14. INCOME - I just got in bed wit dis hoe and INCOME my wife.

15. HONOR - At the rape trial, the judge axed my buddy, who be HONOR first?

16. FORTIFY - I axed da hoe how much? And she say FORTIFY.

So What are you Smuggling

Juan comes up to the Mexican border on his bicycle. He has two large bags over his shoulders. The guard stops him and says, “What’s in the bags?”
“Sand,” answered Juan.

The guard says, “We’ll just see about that. Get off the bike.” The guard takes the bags and rips them apart; he empties them out and finds nothing in them but sand. He detains Juan overnight and has the sand analyzed, only to discover that there is nothing but pure sand in the bags The guard releases Juan, puts the sand into new bags, hefts them onto the man’s shoulders, and lets him cross the border.

A week later, the same thing happens. The guard asks, “What have you got?”

“Sand,” says Juan.

The guard does his thorough examination and discovers that the bags contain nothing but sand. He gives the sand back to Juan, and Juan crosses the border on his bicycle.

This sequence of events if repeated every day for three years. Finally, Juan doesn’t show up one day and the guard meets him in a Cantina in Mexico.

“Hey, Buddy,” says the guard, “I know you are smuggling something. It’s driving me crazy. It’s all I think about….. I can’t sleep. Just between you and me, what are you smuggling?”

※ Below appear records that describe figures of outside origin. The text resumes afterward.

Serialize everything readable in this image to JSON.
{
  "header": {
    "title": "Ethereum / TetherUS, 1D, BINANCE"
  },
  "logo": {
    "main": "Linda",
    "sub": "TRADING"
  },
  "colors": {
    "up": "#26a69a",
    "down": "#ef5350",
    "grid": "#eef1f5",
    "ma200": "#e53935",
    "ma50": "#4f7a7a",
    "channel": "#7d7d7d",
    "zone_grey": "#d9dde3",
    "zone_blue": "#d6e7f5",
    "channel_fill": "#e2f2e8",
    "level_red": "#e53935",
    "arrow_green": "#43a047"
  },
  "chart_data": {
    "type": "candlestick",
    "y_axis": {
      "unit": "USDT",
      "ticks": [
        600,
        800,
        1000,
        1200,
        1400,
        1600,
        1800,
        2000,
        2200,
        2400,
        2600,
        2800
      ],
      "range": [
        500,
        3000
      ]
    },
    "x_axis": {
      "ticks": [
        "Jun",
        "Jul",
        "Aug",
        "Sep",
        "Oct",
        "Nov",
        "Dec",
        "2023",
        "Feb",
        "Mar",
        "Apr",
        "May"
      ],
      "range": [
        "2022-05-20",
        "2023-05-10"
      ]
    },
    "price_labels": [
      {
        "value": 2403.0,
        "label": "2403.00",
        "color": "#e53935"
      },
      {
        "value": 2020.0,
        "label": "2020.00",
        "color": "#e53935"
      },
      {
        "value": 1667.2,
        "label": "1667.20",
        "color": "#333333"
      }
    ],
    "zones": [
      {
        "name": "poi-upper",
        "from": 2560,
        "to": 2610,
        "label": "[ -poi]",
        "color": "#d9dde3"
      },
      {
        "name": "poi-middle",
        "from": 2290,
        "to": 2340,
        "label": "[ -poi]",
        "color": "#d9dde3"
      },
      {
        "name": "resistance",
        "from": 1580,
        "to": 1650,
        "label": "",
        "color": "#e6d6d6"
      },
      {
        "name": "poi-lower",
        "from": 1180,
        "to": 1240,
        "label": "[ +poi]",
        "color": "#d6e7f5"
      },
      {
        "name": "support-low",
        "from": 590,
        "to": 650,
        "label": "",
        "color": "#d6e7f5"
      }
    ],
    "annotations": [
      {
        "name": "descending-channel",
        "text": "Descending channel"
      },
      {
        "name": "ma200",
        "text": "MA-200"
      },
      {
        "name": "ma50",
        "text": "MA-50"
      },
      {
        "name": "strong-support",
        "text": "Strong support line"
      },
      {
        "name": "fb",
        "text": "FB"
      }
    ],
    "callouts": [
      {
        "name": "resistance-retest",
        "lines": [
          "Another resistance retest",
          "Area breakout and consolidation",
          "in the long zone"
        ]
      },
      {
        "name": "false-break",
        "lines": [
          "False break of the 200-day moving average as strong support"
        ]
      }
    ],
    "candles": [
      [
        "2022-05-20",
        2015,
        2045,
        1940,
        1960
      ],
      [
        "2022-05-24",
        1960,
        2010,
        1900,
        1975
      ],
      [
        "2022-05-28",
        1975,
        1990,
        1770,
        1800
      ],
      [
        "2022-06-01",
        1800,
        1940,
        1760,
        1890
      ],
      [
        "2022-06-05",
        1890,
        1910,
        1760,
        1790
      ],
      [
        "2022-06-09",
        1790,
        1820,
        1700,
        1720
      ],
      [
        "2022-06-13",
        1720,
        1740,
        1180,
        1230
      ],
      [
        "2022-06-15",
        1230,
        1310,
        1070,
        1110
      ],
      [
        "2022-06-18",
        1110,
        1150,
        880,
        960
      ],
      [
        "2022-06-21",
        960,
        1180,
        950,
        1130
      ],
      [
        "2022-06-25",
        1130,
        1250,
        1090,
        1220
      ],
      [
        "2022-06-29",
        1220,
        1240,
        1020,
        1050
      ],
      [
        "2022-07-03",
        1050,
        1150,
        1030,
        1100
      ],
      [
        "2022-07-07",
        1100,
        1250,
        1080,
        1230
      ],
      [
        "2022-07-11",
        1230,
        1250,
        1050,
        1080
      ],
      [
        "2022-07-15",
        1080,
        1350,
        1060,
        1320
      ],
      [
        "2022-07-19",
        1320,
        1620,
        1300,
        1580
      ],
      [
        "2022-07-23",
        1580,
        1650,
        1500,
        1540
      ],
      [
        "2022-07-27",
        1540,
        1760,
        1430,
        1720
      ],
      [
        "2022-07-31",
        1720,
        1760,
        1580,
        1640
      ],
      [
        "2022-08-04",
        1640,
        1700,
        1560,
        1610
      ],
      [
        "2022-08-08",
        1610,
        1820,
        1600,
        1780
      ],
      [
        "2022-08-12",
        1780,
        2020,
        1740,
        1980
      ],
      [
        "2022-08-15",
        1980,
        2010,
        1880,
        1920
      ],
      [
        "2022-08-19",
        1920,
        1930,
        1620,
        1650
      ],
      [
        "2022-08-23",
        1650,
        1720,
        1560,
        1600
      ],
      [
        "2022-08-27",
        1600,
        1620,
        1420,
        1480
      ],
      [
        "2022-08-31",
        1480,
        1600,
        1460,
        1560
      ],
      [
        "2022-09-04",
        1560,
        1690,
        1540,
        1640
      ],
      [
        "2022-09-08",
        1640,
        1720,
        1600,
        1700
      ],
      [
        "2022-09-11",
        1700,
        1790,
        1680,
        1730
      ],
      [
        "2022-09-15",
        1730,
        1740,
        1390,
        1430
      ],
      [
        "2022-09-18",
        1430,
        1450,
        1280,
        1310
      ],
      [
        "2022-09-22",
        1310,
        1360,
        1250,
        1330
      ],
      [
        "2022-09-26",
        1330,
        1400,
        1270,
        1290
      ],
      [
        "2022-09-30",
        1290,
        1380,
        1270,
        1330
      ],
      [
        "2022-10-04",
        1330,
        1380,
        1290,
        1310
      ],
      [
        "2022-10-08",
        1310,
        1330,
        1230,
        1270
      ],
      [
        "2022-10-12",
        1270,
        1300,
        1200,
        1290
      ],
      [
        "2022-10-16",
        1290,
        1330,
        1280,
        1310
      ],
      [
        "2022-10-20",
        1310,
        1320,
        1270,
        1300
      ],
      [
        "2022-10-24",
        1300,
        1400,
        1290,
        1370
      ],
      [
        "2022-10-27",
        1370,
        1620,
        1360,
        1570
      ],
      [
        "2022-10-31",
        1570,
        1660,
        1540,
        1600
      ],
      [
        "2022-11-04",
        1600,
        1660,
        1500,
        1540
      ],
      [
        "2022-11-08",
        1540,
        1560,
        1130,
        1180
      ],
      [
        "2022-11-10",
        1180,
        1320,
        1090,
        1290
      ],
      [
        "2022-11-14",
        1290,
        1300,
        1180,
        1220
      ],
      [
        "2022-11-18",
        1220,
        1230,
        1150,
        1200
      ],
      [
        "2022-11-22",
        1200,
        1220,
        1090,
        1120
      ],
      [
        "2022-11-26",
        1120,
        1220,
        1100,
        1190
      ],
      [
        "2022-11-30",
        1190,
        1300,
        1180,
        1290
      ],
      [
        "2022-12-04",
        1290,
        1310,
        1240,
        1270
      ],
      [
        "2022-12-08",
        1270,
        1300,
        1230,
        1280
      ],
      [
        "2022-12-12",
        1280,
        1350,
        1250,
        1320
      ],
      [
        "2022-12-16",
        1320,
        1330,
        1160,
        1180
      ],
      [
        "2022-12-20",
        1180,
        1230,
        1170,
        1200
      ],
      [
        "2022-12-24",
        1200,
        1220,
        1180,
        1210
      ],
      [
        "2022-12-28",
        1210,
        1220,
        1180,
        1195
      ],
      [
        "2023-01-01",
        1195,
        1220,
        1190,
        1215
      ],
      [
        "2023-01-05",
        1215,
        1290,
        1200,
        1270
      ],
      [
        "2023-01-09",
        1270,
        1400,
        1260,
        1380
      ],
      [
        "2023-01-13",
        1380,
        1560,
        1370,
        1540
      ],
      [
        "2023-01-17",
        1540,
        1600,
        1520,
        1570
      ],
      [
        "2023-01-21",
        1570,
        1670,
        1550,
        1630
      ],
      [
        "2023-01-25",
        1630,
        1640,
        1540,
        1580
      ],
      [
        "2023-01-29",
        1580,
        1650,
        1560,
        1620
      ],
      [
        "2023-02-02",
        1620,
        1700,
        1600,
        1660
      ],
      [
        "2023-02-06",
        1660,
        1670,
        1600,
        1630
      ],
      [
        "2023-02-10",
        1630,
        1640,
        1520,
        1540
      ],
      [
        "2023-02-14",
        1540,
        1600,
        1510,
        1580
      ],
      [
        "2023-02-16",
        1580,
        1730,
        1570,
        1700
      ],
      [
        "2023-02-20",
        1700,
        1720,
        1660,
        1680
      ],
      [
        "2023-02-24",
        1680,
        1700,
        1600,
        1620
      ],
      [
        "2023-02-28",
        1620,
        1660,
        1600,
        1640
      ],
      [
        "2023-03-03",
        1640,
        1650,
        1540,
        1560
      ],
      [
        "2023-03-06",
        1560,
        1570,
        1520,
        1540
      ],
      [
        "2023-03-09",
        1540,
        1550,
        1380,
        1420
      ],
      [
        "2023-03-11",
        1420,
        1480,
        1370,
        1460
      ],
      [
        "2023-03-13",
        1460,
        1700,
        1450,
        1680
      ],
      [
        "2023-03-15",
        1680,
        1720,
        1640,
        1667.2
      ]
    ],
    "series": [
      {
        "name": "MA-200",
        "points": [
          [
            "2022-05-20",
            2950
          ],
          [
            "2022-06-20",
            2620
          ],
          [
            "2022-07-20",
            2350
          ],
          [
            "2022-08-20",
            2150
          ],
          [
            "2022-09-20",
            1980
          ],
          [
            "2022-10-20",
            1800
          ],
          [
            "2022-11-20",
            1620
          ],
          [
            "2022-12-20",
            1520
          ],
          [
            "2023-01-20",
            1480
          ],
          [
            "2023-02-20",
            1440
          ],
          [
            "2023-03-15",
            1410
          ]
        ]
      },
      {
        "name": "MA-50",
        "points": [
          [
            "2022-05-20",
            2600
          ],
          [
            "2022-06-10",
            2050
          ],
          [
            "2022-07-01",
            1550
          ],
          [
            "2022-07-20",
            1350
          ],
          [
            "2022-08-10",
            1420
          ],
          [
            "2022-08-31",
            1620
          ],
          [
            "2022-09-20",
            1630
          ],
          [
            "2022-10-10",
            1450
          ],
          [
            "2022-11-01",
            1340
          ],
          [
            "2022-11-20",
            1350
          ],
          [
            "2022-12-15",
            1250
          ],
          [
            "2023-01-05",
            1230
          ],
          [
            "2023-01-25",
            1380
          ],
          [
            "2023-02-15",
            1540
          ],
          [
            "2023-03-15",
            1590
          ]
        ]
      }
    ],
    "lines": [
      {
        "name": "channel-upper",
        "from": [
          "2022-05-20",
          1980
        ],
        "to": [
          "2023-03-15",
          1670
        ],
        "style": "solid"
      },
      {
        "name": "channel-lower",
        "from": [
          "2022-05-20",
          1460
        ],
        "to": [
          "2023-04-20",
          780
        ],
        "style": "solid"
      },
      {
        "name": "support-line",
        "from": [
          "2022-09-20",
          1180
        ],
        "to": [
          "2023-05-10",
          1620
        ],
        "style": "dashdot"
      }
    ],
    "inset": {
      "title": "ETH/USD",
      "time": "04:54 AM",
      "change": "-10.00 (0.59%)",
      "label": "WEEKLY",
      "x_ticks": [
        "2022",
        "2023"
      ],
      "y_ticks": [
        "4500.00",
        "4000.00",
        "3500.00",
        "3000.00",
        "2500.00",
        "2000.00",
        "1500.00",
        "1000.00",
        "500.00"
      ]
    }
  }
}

Juan sips his beer and says, “Bicycles.”

Chinese Man

The beautiful secretary of the president of the Chase Manhattan Bank goes on a sight-seeing tour with a very rich Taiwanese client. The client out of the blue asks her to marry him. Naturally, the secretary is quite taken aback. However, she remembers what her boss told her; “Don’t reject the guy outright.”
So, she tries to think of a way to dissuade the businessman from wanting to marry her. So, after a few minutes, the woman says to the man, “I will only marry you under three conditions. First, I want my engagement ring to be a 75 carat diamond ring, with a matching 200 carat diamond tiara.” The Taiwanese man pauses for awhile. Then, he nods his head and says “No problem!! I buy. I buy.”

Realizing that her first condition was too easy, the woman says to the man, “I want you to build me a 100 room mansion in New York. And as a vacation home, I want a chateau built in the middle of the best wine country in France.” The man pauses for awhile. He whips out his cellular phone, calls some brokers in New York, then he calls some brokers in France. He looks at the woman, nods his head and says, “Okay, okay. I build, I build.”

Realizing that she has one last condition, the secretary knows that she’d better make this a good one. She takes her time to think and finally, she gets an idea. A sure-to-work condition. She squints her eyes, looks at the man and says, rather coldly, “Since I like sex, I want the man I marry to have a 12-inch penis.” The man seems a bit disturbed. He cups his face with his hands and rests his elbows on the table. All the while, he’s uttering something in Chinese. Finally, after what seemed like forever, the man shakes his head, and looking really sad, says to the woman, “Okay, okay. I cut. I cut.”